You wrote in your book, “Catching the Big Fish,” that you spent a lot of time in the woods while you were growing up. Is that where the settings and atmosphere of Blue Velvet and Twin Peaks came from?

Wood is an influence, but it wasn’t… I always pictured Blue Velvet as having lumber around it, but it was shot in North Carolina. But there’s a lot of lumber around in North Carolina, too, so it worked out. But I pictured it more as a Northwestern kind of town. Then when Twin Peaks came out, yeah, there’s things, but I wrote it with Mark Frost, he’s not from the Northwest. There’s always things about our childhood that ideas come from. So it was an influence for sure. The woods. Wood and woods.

Blue Velvet captured something I’d never seen any other movie do at that time. It presented what should be a simple and peaceful rural community and revealed this dark layer underneath the surface, not simply a criminal underworld but a moral underworld. And I had lived for a year in La Grande, Oregon, which Blue Velvet‘s Lumberton evoked perfectly for me.

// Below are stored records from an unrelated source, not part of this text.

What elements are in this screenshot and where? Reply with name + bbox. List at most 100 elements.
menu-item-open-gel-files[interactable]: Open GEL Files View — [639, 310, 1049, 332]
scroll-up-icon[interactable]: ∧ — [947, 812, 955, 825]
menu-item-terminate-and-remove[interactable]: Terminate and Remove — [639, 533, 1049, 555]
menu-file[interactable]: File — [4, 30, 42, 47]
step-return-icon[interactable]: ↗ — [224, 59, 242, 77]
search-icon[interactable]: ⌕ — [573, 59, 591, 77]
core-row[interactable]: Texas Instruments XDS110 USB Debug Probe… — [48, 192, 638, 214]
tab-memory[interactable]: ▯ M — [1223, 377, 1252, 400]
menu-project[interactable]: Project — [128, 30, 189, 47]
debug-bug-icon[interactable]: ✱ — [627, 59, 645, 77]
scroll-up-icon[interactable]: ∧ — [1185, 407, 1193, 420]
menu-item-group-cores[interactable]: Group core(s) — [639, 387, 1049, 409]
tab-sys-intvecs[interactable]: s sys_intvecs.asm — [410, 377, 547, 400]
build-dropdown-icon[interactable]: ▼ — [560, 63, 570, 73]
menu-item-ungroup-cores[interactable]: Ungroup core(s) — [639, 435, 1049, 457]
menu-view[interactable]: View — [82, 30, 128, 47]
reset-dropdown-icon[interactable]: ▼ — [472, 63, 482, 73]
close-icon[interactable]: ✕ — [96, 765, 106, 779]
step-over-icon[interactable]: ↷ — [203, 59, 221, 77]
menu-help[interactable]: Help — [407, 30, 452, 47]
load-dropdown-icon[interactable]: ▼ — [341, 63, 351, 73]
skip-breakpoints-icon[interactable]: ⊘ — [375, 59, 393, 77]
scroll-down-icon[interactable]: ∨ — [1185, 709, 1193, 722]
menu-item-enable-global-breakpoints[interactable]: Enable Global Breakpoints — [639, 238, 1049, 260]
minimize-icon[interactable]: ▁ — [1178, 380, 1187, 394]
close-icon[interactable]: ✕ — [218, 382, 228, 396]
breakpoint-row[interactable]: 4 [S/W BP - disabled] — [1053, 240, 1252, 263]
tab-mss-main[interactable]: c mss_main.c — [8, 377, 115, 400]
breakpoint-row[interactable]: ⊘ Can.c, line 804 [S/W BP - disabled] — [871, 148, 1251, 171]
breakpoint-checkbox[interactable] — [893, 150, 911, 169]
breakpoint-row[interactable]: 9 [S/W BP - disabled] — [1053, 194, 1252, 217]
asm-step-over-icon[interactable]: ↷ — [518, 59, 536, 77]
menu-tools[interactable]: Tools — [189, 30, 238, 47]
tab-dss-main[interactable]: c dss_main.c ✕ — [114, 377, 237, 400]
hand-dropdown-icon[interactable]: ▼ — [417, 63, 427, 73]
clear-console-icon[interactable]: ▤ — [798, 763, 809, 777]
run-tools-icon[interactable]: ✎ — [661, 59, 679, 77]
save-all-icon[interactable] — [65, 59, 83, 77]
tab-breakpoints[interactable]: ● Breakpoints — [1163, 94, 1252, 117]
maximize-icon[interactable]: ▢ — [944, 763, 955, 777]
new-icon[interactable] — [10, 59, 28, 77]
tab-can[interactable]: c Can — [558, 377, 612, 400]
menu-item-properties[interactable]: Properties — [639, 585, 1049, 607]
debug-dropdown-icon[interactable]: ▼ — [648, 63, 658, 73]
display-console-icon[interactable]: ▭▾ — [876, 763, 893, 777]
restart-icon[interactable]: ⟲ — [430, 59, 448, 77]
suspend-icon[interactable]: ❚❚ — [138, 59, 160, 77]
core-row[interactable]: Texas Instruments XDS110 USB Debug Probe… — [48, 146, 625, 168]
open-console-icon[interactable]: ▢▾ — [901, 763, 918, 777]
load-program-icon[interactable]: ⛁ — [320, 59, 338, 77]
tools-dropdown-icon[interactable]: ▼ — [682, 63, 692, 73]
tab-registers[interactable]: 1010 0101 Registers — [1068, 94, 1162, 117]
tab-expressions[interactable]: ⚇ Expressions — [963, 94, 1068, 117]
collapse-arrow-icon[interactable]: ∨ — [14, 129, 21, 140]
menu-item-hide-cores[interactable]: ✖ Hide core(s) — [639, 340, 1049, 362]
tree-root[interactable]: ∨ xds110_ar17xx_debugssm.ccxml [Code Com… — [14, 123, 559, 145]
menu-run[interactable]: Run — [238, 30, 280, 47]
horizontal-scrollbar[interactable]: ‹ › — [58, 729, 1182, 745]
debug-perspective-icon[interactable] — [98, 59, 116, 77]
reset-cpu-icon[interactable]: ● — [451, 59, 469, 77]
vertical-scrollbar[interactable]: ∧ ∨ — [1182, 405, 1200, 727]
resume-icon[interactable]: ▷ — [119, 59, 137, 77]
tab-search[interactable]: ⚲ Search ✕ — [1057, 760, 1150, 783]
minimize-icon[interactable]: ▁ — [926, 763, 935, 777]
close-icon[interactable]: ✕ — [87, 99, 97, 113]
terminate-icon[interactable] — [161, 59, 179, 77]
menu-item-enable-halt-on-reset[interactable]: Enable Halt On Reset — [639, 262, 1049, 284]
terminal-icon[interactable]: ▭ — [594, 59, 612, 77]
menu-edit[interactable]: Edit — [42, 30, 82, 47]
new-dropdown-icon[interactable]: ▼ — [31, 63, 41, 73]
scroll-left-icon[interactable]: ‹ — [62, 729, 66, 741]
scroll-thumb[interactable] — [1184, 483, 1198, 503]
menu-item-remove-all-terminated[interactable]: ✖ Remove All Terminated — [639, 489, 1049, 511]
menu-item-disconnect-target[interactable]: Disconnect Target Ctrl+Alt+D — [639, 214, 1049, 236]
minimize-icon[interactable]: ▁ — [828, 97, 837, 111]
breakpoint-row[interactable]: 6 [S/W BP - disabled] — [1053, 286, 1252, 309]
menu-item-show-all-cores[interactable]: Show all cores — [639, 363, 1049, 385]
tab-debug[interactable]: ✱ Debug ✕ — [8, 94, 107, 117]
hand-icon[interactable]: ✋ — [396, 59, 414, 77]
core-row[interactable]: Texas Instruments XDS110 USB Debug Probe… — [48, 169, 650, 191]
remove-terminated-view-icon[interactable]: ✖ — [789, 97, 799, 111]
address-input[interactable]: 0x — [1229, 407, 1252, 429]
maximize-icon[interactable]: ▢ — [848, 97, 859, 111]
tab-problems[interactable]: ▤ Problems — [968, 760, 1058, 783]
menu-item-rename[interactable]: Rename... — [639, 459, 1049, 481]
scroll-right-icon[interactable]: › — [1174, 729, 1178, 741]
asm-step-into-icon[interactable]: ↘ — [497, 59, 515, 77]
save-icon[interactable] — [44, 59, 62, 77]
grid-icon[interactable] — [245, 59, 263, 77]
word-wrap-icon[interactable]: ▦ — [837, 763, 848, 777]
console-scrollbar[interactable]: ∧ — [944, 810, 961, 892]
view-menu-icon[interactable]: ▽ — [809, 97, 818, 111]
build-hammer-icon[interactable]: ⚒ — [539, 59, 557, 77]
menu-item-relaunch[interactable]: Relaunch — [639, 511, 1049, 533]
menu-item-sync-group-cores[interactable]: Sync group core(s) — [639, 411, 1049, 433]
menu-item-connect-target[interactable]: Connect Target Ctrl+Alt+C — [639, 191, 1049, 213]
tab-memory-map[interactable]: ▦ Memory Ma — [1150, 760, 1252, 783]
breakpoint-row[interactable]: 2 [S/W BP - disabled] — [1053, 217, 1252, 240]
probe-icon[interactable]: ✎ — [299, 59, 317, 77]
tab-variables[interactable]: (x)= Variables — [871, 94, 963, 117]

There’s a dark layer underneath every community. Looking back, people made a big deal about Blue Velvet showing the surface and then something under the surface. Since then, if you see TV and newspapers, more and more has been revealed that was hiding there all along. I say the sickness is being revealed and people are dealing with it, which I guess is a good thing. So it’s not just La Grande, or it’s not just in Twin Peaks or Lumberton, it’s everywhere.